But anyways, what are you using for DRI? the problem might be there.  Since you have an ATI card it's probably a good idea to follow the instructions in that FAQ to make sure that you've configured everything correctly.

Sorry that I keep getting little things like this wrong, I must be out of it tonight.

----------

## teixeira

Question 4.32 (AMD64): X starts up with a corrupted screen and then locks up

If you encounter this behaviour, check that your AGP aperture size is at least 64MB in size.

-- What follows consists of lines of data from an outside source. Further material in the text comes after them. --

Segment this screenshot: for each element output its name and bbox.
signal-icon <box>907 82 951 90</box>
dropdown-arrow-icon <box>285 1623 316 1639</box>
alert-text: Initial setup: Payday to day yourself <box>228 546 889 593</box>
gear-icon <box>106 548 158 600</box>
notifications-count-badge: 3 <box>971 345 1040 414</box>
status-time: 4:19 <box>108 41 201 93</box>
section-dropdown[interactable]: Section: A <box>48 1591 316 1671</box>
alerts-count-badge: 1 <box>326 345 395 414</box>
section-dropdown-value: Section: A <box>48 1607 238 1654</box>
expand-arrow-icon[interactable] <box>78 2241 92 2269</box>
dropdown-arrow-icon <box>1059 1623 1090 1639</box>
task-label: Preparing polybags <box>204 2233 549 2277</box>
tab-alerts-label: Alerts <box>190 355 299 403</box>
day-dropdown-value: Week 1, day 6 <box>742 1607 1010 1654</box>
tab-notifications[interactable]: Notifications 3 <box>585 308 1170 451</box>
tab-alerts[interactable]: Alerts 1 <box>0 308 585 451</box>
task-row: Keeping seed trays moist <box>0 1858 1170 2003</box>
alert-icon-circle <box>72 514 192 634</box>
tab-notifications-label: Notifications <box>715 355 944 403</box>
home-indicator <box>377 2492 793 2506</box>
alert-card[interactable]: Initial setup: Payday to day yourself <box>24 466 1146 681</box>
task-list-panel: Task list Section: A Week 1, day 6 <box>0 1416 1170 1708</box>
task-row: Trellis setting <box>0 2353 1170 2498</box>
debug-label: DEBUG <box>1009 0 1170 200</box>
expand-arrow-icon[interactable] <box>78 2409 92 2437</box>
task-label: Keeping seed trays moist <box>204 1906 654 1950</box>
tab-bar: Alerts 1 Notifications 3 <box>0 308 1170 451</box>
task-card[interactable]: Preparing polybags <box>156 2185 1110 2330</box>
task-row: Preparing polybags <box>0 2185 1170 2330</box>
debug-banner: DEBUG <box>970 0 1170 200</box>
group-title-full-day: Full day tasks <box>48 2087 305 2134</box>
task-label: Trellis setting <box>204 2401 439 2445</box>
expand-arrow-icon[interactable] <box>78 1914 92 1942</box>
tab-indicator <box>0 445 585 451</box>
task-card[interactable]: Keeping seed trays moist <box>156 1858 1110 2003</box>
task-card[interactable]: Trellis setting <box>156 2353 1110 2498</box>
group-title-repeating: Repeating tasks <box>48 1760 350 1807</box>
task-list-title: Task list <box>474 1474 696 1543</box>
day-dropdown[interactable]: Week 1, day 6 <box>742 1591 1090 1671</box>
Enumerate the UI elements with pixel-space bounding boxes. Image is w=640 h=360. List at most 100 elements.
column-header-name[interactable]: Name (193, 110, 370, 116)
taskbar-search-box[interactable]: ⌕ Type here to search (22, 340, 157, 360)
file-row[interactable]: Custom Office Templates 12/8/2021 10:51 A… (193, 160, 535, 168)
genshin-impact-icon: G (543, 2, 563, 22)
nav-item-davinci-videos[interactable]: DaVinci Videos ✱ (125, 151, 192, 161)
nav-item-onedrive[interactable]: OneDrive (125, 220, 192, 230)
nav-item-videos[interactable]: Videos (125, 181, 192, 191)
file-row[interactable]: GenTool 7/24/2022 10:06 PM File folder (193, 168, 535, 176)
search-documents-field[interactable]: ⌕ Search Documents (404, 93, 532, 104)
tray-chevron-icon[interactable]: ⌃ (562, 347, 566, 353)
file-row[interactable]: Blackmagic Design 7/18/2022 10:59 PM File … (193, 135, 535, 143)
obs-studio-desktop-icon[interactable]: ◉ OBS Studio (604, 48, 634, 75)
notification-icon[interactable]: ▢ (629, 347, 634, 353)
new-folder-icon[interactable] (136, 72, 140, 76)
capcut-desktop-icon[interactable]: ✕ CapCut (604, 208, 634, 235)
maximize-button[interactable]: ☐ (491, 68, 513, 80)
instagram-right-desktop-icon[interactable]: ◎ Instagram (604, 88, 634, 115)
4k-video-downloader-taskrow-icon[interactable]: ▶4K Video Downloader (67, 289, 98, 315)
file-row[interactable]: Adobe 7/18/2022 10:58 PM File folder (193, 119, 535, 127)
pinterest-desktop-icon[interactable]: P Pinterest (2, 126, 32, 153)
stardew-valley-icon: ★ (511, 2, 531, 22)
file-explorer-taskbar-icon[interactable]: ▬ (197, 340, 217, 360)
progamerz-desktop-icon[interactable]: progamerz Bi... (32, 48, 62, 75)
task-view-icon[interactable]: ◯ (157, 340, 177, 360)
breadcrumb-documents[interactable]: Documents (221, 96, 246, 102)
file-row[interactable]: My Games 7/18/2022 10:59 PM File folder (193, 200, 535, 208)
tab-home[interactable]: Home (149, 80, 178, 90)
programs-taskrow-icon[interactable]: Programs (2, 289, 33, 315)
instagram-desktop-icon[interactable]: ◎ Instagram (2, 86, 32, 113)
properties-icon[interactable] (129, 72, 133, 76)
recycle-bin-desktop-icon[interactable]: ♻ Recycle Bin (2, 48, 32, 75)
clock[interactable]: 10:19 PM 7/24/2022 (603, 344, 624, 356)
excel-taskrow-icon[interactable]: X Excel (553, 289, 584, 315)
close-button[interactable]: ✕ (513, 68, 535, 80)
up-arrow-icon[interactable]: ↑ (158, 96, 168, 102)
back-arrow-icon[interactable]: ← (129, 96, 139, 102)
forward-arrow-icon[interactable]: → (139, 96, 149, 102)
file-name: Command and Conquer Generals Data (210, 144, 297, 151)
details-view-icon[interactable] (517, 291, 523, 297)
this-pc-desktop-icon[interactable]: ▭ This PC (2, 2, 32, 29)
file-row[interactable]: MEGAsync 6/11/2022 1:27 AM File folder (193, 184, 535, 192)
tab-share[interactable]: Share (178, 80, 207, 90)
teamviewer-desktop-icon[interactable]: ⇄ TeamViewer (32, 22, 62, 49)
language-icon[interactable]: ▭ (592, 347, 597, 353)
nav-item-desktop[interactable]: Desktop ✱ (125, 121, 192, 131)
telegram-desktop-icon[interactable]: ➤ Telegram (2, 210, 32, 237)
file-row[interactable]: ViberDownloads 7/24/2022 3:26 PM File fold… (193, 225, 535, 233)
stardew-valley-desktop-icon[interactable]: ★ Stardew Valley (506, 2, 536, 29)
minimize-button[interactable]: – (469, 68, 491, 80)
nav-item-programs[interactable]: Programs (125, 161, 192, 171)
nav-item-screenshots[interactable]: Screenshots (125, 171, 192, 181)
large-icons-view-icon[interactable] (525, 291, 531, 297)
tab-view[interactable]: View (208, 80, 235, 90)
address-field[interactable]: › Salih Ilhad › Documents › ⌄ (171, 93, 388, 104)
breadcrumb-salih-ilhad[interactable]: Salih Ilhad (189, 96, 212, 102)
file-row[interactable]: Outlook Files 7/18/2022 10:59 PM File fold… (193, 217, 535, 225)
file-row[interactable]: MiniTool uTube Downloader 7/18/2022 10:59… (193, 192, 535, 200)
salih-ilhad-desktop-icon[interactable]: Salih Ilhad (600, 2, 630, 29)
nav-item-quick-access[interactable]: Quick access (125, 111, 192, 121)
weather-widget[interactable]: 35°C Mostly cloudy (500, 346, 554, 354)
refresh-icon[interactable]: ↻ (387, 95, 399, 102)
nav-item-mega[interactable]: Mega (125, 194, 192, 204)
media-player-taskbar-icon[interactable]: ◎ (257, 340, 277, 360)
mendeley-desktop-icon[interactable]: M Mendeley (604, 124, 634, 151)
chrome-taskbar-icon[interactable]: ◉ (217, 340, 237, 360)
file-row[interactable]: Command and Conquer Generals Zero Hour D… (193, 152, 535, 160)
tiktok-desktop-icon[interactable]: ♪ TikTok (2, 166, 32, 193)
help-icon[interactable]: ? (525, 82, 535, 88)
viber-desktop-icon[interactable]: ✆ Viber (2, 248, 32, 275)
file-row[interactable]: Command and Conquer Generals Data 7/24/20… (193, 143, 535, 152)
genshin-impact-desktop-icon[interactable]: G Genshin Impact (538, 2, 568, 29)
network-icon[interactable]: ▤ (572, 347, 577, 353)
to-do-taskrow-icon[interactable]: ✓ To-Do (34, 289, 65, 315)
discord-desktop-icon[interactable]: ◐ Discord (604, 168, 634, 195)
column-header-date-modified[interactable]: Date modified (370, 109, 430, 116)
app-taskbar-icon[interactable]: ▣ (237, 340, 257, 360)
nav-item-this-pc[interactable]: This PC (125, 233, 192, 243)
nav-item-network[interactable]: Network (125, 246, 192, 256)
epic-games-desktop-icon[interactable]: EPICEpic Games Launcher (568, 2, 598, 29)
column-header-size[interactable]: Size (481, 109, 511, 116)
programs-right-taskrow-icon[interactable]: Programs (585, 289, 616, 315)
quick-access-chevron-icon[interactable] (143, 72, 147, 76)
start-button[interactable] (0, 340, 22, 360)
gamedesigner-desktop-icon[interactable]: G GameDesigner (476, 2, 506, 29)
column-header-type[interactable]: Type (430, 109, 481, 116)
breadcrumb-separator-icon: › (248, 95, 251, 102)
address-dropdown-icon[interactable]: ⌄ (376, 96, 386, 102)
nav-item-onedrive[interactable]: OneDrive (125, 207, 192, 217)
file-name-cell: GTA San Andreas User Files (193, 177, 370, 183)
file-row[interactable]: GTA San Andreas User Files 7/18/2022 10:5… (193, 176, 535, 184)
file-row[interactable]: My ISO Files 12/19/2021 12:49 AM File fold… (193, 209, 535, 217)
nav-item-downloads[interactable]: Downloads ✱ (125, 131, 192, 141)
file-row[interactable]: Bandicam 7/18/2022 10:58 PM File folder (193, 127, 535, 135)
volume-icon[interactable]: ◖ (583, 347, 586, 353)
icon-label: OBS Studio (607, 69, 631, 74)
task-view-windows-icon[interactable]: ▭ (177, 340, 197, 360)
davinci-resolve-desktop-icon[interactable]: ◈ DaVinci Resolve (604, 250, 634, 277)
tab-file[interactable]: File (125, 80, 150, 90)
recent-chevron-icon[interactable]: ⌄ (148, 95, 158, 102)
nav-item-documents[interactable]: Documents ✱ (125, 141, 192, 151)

The aperture size can usually be altered via your computers BIOS menu.

I read this... 

and on dmesg agpgart: 

Detected SiS 760 chipset

agpgart: Maximum main memory to use for agp memory: 439M

agpgart: AGP aperture is 4M @ 0xe0000000

But still I can't find aperture size on bios

EDIT:

 the bad news are: on bios the aperture size is at 256 MB so the problem it's the module don't detect correctly my aperture size  :Sad: 

One question could it be because it have two video cards... one onboard and the other is ati... Could the problem come from here???

I'm just using one... the ati one... there is no option on bios to desactivate onboard one  :Sad:  So... I still don't know how to do it

----------

## donjuan

There might be a jumper to deactivate the on-board one.  Another thing I've run into sometimes that can cause trouble is having AGP fast-write enabled.  So you can try toggling that option on and off to see if it makes a difference.  Lastly, I did have problems when I enabled DGA, it's an option when you go through fglrxconfig.

Oh, another thing, dunno why this took so long to come to mind, please post all the errors listed in /var/log/Xorg.0.log.  It'll be pretty frigging long so just the errors and warnings if you don't mind.

----------

## teixeira

I made several research on web... sis760 is an unsual chipset.. and is sis... So there is not suport to this agp... DAMN...  :Sad: 

I really hate "BIG" hardware productor who still think there is only one SO and "forget" to create documentation for others SO developers  :Sad: 

----------

## dreamdreams

 *donjuan wrote:*   

> There might be a jumper to deactivate the on-board one.  Another thing I've run into sometimes that can cause trouble is having AGP fast-write enabled.  So you can try toggling that option on and off to see if it makes a difference.  Lastly, I did have problems when I enabled DGA, it's an option when you go through fglrxconfig.
> 
> Oh, another thing, dunno why this took so long to come to mind, please post all the errors listed in /var/log/Xorg.0.log.  It'll be pretty frigging long so just the errors and warnings if you don't mind.

 

I read the manual of the MB, no jumper for this purpose. It took me a whole night and ended up finding that there is no way out. damn.

----------

## teixeira

I found a solution... its already on gentoo forum... but 14 and newer kernels already brings the solution  :Smile: 

----------

## siimo

teixeira:

could you please point me to the thread that has the solution? i cant find it at all  :Sad:  been looking for days now

----------